Sisters

Sisters

The most important of Brian De Palma’s earlier features, Greetings (1968) and Hi, Mom! (1970), resist the commodification of entertainment while charting the development of Jon Rubin (Robert De Niro) from voyeur to filmmaker to urban guerilla. If pictures like Mission: Impossible (1996) suggest that De Palma is now content to make entertainment products that begin and end in capitalism, the themes of voyeurism and its relation to filmmaking have remained central to his work. At one point in Greetings, “peep artist” Jon gets the idea for a show, The Peepers and the Peeped, about people seen through their windows in intimate moments. Trying to shoot an episode with a window mock-up, Jon directs a woman to undress—then walks in front of the camera and over to the bed, hoping she is in the mood for sex. “What are you doing coming in through my window?” she says, a question that is asked, one way or another, in most of De Palma’s films.

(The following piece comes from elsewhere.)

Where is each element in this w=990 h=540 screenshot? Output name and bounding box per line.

Sisters begins with an episode of a television show, Peeping Toms, that was inspired by Candid Camera but could have been dreamed up by Jon Rubin. The guest, who is in a locker room where an apparently blind woman has come in to undress and who doesn’t know that he is the one being watched by cameras, decides whether he will peep or leave. The show’s name alludes to Michael Powell’s Peeping Tom (1960), and begins a procession of references and homages that will march through the rest of De Palma’s movies. Sisters also makes intelligent reference to Rope (1948), Rear Window (1954), Psycho (1960), and even The Cabinet of Dr. Caligari (1920). The film ends with a shot of a detective looking through binoculars at what might be called the scene of the crime, intently but fruitlessly watching a couch that no one will ever incriminate themselves with by picking up. From start to finish, Sisters is charged with scenes of looking—from seeing a murder through a window to seeing another person’s memories in one’s own mind. The camera is more probing and attentive in Sisters than in De Palma’s earlier work; it isolates crucial objects better, roves more smoothly over the mysterious terrain it investigates. This is a sign not only of the increased formal control of this picture—a goal De Palma set himself here, using Hitchcock as his model—but also of the filmmaker’s having taken on the role of looker.

In Sisters, Danielle (Margot Kidder) and Dominique are Siamese twins, separated less than a year before the picture begins. Unable to function without the sister who died on the operating table, Danielle has come down with Instant Multiple-Personality Disorder. She keeps her sister with her, inside, while outside she bears the hip scar that is the sign of their separation; she is two-in-one. This key theme, that what appears to be whole may be divided and what appears to be two may be one, is central to virtually all of the major works that followed. Two women add to one in Body Double (1984) and—thanks to film, which is never innocent, and its ability to synchronize one person’s voice with another’s mouth—in Blow Out (1981). In Obsession (1976), a lookalike mother and daughter threaten to fuse. At the climax of The Fury (1978), a son is surprised to find out that his father is not a masked double. Multiple personalities figure in Dressed to Kill (1980) and Raising Cain (1992). The split screen, which De Palma used first in Sisters—inspired by Michael Wadleigh’s work in Woodstock (1970)—is another structure that is at once divided and linked, a single composition made of independent frames. And like the split screen, the final bedroom scene that throws open what we thought was a closed story finds its way to Carrie (1976).

The woman who sees the murder and investigates it, Grace (Jennifer Salt), is entirely unlike the Danielle she tracks and suspects. But it is as true here as it is in Vertigo (1958) and in Body Double that the seeker and the sought are bound by what they share, whether it be a crime or the dance of pursuit and evasion, much as the peeper and the peeped are joined and separated by a window that can—in a moment that breaks all rules (which is one definition of adventure and another of catastrophe)—be removed.

As much as all this dates from Rear Window and Psycho (as well as from Greetings), Sisters enters new territory when Grace finds herself in the literal position of Dominique, the missing twin. Now she fills Dominique’s absence physically, much as Danielle had done mentally. When the doctor (Bill Finley) uses hypnosis to urge Grace to remember Dominique’s experiences, and when the role of Dominique in the remembered scenes is played by Grace, she and Danielle are sisters. With this completely original image of forced conjunction, where a horror covers an absence and where the very lifeforce of identity cries out against being part of the twin-made-of-twins (because Grace is Grace-and-Dominique just now, and Danielle has long been herself and Dominique), De Palma finds, apart from any reference, the power of his own imagery and an object worthy of obsession.